# Chrome Crank Baits



## bigcrank (Apr 14, 2008)

I'm a beginner at airbrushing and really like the effects of transparent paints on top of factory chrome baits. Some manufacturers like Smithwick do not offer a P-10 in pure chrome. I've tried the Createx spray chrome and it looks OK, but isn't the mirror like reflective properties I'm looking for. I've seen Super Chrome and Hydra Chrome, but its expensive to get into... So my question is, does anyone know of another solution or place to have plastic baits sent to to have them chromed? Thanks in advance...


----------



## bigcrank (Apr 14, 2008)

Some of my first attempts...chrome Bandits from factory...


----------



## ristorap (Mar 6, 2013)

Those are neat looking .


----------



## bigcrank (Apr 14, 2008)

ristorap said:


> Those are neat looking .


Thank you!


----------



## bustedrod (May 13, 2015)

i have a buddy that tried the chrome, he dipped them but i dont know what he used


----------



## JamesF (May 20, 2016)

If anyone has a method for a good all chrome finish I would be very interested. My last ones were factory made, and caught a lot of fish. But those are some where at the bottom of the lake.


----------



## JamesF (May 20, 2016)

A good chrome base so I'm being told starts with a high quality paint. Just now learning the process. I'm going to my friends shop to practice with some leftover auto paints. Just to be able to see and get an idea of how to work with these paints . I get the feeling that I will be his clean up guy ,at first. He's told me , that's the best way to get started . Knowing how to keep things clean and clear is one important key during the entire process. We'll see! Luckily my new airbrush is one that he uses.


----------



## HappySnag (Dec 20, 2007)

bigcrank said:


> I'm a beginner at airbrushing and really like the effects of transparent paints on top of factory chrome baits. Some manufacturers like Smithwick do not offer a P-10 in pure chrome. I've tried the Createx spray chrome and it looks OK, but isn't the mirror like reflective properties I'm looking for. I've seen Super Chrome and Hydra Chrome, but its expensive to get into... So my question is, does anyone know of another solution or place to have plastic baits sent to to have them chromed? Thanks in advance...


if the lures are magnetic you can have the chrom plated like steel.
you have to call plaiting company ,how much they would charge.

or you have to make thank with solution for plating,you put the lures in tank with solution and chrome and plug in power and after so many hours it will be chrome plated.
check on you tube.
or you can glue aluminum duck tape on lure and seall that with epoxy,this would be cheepest way.


----------



## Seadoocaptain (Jul 25, 2016)

From mostly everything I've read regarding chrome for airbrushing and tackle making is that most guys doing "chrome" customs, foil their baits using aluminum HVAC tape before painting. The tape can be polished to a near chrome finish. I just picked up some holographic/chrome vinyl rolls from Michaels tonight I am going to try and wrap around a crank and paint on top... It has the reflection qualities of the chrome bandits out of the package. 
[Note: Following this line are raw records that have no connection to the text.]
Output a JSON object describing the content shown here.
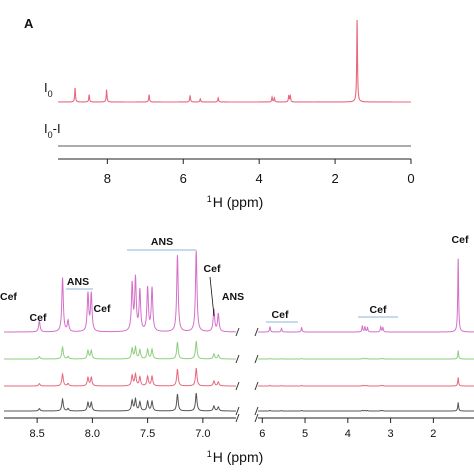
{
  "panel_label": "A",
  "chart_data": [
    {
      "type": "line",
      "panel": "A",
      "xlabel_sup": "1",
      "xlabel": "H (ppm)",
      "xlim": [
        0,
        9.3
      ],
      "x_reversed": true,
      "x_ticks": [
        8,
        6,
        4,
        2,
        0
      ],
      "grid": false,
      "series": [
        {
          "name": "I0",
          "color": "#e8677e",
          "peaks": [
            {
              "x": 8.85,
              "h": 0.17
            },
            {
              "x": 8.48,
              "h": 0.09
            },
            {
              "x": 8.02,
              "h": 0.15
            },
            {
              "x": 6.9,
              "h": 0.09
            },
            {
              "x": 5.82,
              "h": 0.08
            },
            {
              "x": 5.55,
              "h": 0.04
            },
            {
              "x": 5.08,
              "h": 0.05
            },
            {
              "x": 3.66,
              "h": 0.06
            },
            {
              "x": 3.6,
              "h": 0.05
            },
            {
              "x": 3.22,
              "h": 0.08
            },
            {
              "x": 3.18,
              "h": 0.07
            },
            {
              "x": 1.42,
              "h": 1.0
            }
          ]
        },
        {
          "name": "I0-I",
          "color": "#7b7b7b",
          "peaks": []
        }
      ]
    },
    {
      "type": "line",
      "panel": "zoom",
      "xlabel_sup": "1",
      "xlabel": "H (ppm)",
      "segments": [
        {
          "xlim": [
            8.8,
            6.7
          ],
          "ticks": [
            "8.5",
            "8.0",
            "7.5",
            "7.0"
          ],
          "tick_values": [
            8.5,
            8.0,
            7.5,
            7.0
          ]
        },
        {
          "xlim": [
            6.1,
            1.05
          ],
          "ticks": [
            "6",
            "5",
            "4",
            "3",
            "2"
          ],
          "tick_values": [
            6,
            5,
            4,
            3,
            2
          ]
        }
      ],
      "grid": false,
      "traces": [
        {
          "color": "#d56fc8",
          "scale": 1.0
        },
        {
          "color": "#8ccf7e",
          "scale": 0.22
        },
        {
          "color": "#e8677e",
          "scale": 0.22
        },
        {
          "color": "#555555",
          "scale": 0.22
        }
      ],
      "peaks_left": [
        {
          "x": 8.48,
          "h": 0.12
        },
        {
          "x": 8.27,
          "h": 0.6
        },
        {
          "x": 8.22,
          "h": 0.12
        },
        {
          "x": 8.04,
          "h": 0.42
        },
        {
          "x": 8.01,
          "h": 0.42
        },
        {
          "x": 7.64,
          "h": 0.52
        },
        {
          "x": 7.61,
          "h": 0.58
        },
        {
          "x": 7.57,
          "h": 0.45
        },
        {
          "x": 7.5,
          "h": 0.48
        },
        {
          "x": 7.46,
          "h": 0.48
        },
        {
          "x": 7.23,
          "h": 0.85
        },
        {
          "x": 7.06,
          "h": 0.9
        },
        {
          "x": 6.9,
          "h": 0.25
        },
        {
          "x": 6.86,
          "h": 0.2
        }
      ],
      "peaks_right": [
        {
          "x": 5.82,
          "h": 0.07
        },
        {
          "x": 5.55,
          "h": 0.05
        },
        {
          "x": 5.08,
          "h": 0.06
        },
        {
          "x": 3.66,
          "h": 0.08
        },
        {
          "x": 3.6,
          "h": 0.07
        },
        {
          "x": 3.54,
          "h": 0.06
        },
        {
          "x": 3.23,
          "h": 0.07
        },
        {
          "x": 3.18,
          "h": 0.06
        },
        {
          "x": 1.42,
          "h": 1.0
        }
      ],
      "annotations": [
        {
          "text": "Cef",
          "x": 8.55
        },
        {
          "text": "Cef",
          "x": 8.48
        },
        {
          "text": "ANS",
          "x": 8.15
        },
        {
          "text": "Cef",
          "x": 7.97
        },
        {
          "text": "ANS",
          "x": 7.35
        },
        {
          "text": "Cef",
          "x": 6.98
        },
        {
          "text": "ANS",
          "x": 6.83
        },
        {
          "text": "Cef",
          "x": 5.6
        },
        {
          "text": "Cef",
          "x": 3.4
        },
        {
          "text": "Cef",
          "x": 1.42
        }
      ]
    }
  ]
}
This stuff also looks nice too, especially for the price!

https://www.amazon.com/ORACAL-Silho...ocphy=9015333&hvtargid=pla-397944826743&psc=1


----------



## JamesF (May 20, 2016)

Looks like an interesting project.


----------



## Fishman2025 (Aug 14, 2009)

When plastic is chromed it is by a process called vacumn metalizing. 
That is how the factory cranks are done. No painting involved. Except for clear coat. 


https://www.vacuum-metalizing.com/what-is-vacuum-metalizing/


----------



## JamesF (May 20, 2016)

A tad out of my price range! But a good understanding of the process.


----------